L’horizon trace à peine la séparation entre l’eau et le ciel, dont les teintes douces, légères comme des touches d’aquarelle que ne renierait pas un peintre romantique, se mélangent en faisant vibrer les variations de bleu et de rose. Dans le carré qui permet un parfait équilibre entre les masses, les reflets, les différents éléments qui se fondent subtilement, une femme nage, les yeux fermés. Elle entre dans le cadre sans en rompre le charme. Tout semble apaisé dans ce petit tableau sensuel et nous imaginons le plaisir de cette baignade que la photographe américaine Maggie Steber, qui doit être dans l’eau non loin de son modèle pour obtenir une telle proximité, nous fait partager.
La joue qui semble caresser l’eau et le léger reflet du visage nous renvoient aux multiples représentations de Narcisse, le chasseur tellement beau qu’il tomba amoureux de son image lorsqu’il découvrit son reflet en buvant dans un ruisseau. Désespéré de ne pouvoir la conserver, il dépérit et en mourut. Le mythe, rapporté par le poète latin Ovide, inspira de nombreux peintres au fil des siècles – ainsi, du Caravage en 1599. Mais aussi plus tard des photographes, comme Laure Albin-Guillot qui en donna une version pictorialiste. Chez Maggie Steber, le thème est décliné au féminin.
Mer originelle
La photo a été prise en 2015, à Miami, où Elly Choval se baigne dans les eaux de Key Biscayne, non loin du détroit qui sépare la Floride de Cuba, son île natale. Cette femme a fait partie des cibles de l’opération Peter Pan, un épisode méconnu de la guerre froide. Au début des années 1960, une rumeur se répand à Cuba, selon laquelle Fidel Castro allait « nationaliser les enfants ». Entre décembre 1960 et octobre 1962, des parents affolés décident d’envoyer leur progéniture aux États-Unis pour les protéger. Plus de 14 000 mineurs cubains non accompagnés, âgés de 5 à 18 ans, sont alors évacués vers Miami, avec l’aide du Département d’État et de l’église catholique américaine. Nombre d’entre eux ne reverront plus jamais leurs parents. Cet exode est considéré comme le plus important déplacement, dans le monde occidental, de mineurs non accompagnés du XXe siècle.

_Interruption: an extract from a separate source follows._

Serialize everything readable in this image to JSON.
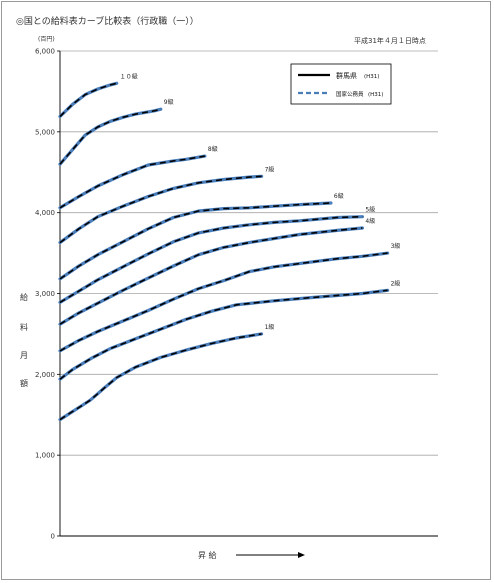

Nager là, chaque jour, dans ces eaux dont Elly Choval sait qu’elles ont baigné les côtes de sa terre natale, c’est établir un lien physique avec son passé, avec son identité. Elle nage dans une mer qui est aussi une mère, une mer originelle : le reflet narcissique agit ici comme un bain de souvenirs. Cette femme ne voulait retourner à Cuba qu’après la disparition de Fidel Castro. Elle est décédée avant d’avoir pu réaliser son rêve.